Bad Gyal en la primera jornada del Share Festival en el Parc del Fòrum. / Zowy Voeten / EPC
La juventud eternaEn una de sus tesis más sugerentes, Rosell recoge el concepto de ‘porsiemprismo’ acuñado por el ensayista y académico estadounidense Grafton Tanner, que alude a la dinámica comercial centrada en mantener con vida productos culturales (canciones, películas, series, grupos) que deberían pertenecer al pasado pero que siguen estando disponibles. Una de las consecuencias de este fenómeno es que una persona de 50 años puede sentir que el imaginario cultural que definió su identidad mantiene décadas después su vigencia (y él o ella, por tanto, sigue siendo joven). «Los 90 se han acabado, pero tú puedes seguir viviendo en los 90», sintetiza Rosell. Frente a ese espejismo, el reguetón impone un paisaje musical y estético diferente que sí resulta ser hegemónico entre la juventud de verdad, y esa realidad es difícil de asumir. «La popularidad del reguetón es un recordatorio de tu propia obsolescencia -desliza el autor-. Es la señal que te dice que el mundo ha seguido adelante mientras tú estabas masturbándote con tus fetiches culturales y te ha pasado por encima y ha creado un nuevo orden en la música y en la estética. Ese impacto crea un conflicto brutal y provoca unas reacciones muy bestias».

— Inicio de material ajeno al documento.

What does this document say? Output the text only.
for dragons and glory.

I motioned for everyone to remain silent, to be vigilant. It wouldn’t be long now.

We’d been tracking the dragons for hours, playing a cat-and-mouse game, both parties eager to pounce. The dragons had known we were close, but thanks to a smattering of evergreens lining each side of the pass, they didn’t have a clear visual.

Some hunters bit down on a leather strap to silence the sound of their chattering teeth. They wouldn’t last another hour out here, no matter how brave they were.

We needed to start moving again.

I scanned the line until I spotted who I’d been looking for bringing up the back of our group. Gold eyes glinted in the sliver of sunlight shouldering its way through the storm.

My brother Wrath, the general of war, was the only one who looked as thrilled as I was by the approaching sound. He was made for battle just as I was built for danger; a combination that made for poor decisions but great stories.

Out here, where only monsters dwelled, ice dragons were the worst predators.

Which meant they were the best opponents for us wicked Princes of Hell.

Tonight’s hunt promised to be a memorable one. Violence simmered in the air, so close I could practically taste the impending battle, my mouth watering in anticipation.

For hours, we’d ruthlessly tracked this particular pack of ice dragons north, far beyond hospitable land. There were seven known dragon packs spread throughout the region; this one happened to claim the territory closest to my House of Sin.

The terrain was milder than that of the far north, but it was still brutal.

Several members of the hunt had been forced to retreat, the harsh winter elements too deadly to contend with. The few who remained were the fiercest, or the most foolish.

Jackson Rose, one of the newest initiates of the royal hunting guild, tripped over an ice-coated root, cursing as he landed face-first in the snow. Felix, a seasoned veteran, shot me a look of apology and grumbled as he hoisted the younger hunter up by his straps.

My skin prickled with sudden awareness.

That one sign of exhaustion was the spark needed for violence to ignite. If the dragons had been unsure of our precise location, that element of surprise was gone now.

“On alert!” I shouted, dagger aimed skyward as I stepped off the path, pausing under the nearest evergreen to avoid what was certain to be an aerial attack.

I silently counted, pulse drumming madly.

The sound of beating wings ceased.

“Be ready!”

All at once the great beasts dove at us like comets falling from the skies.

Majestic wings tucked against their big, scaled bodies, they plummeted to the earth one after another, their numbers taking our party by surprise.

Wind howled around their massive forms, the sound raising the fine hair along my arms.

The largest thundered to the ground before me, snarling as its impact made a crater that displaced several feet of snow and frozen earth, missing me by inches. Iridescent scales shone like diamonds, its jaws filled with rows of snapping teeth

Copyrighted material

Oriol Rosell, en Barcelona. / Enric Fontcuberta / EFE
Unas reacciones que en España son más furibundas que en ninguna otra parte del mundo. ¿Por qué? «Primero, porque aquí las letras se entienden [risas]. Pero también, y me están cayendo muchas hostias por decirlo, porque existe una especie de rencor poscolonial. Estamos hablando de una cultura hispanoamericana [Panamá y Puerto Rico se disputan el título de cuna del reguetón] que ya no es exótica y que en el marco global nos ha superado. Aparte de Julio Iglesias, ¿qué artista musical español ha tenido una trascendencia internacional como la que tienen Bad Bunny, J Balvin, Karol G o Daddy Yankee? Ni uno. Tal vez inconscientemente, se instala la idea de que lo español, en tanto que colonizador, debe estar por encima de lo latino, y resulta que luego esta gente nos ha pasado por encima. Y de ahí surge una aversión especial».
La cantante Karol G durante una actuación, en el Santiago Bernabéu. / Ricardo Rubio / Europa Press / Europa Press
Sexo y dineroRosell, que empieza su libro aclarando que él mismo no es un fan del reguetón, prefiere trazar una suculenta genealogía de las músicas urbanas y analizar desde una perspectiva sociocultural el rechazo que suscitan antes que erigirse en defensor del género. Pero no elude responder a algunas de las principales acusaciones que se le imputan. La más repetida, la de ser una música insustancial cuyas letras exaltan el lujo y el sexo banal y reproducen estereotipos machistas. «Los jóvenes de hoy -reflexiona el autor- son los hijos de una era pornográfica, en el sentido de que todo es explícito, no hay sombra, no hay espacio para el misterio. Solo hay que oír cómo Donald Trump habla de sus rivales políticos. No hay ningún tipo de pudor, ni de límite, y eso poluciona toda la cultura. Si, para ligar, lo que hace la gente es mirar fotos en el móvil y si no me gusta paso a otra, ¿cómo esperamos que se planteen luego las relaciones sexoafectivas? Por otro lado, no ven en el mundo que les rodea la posibilidad de una alternativa y, si no existe esa imaginación de la alternativa, no se les puede pedir que articulen un pensamiento crítico. En ese sentido, en las músicas urbanas hay una rendición implícita, pero es una rendición hedonista».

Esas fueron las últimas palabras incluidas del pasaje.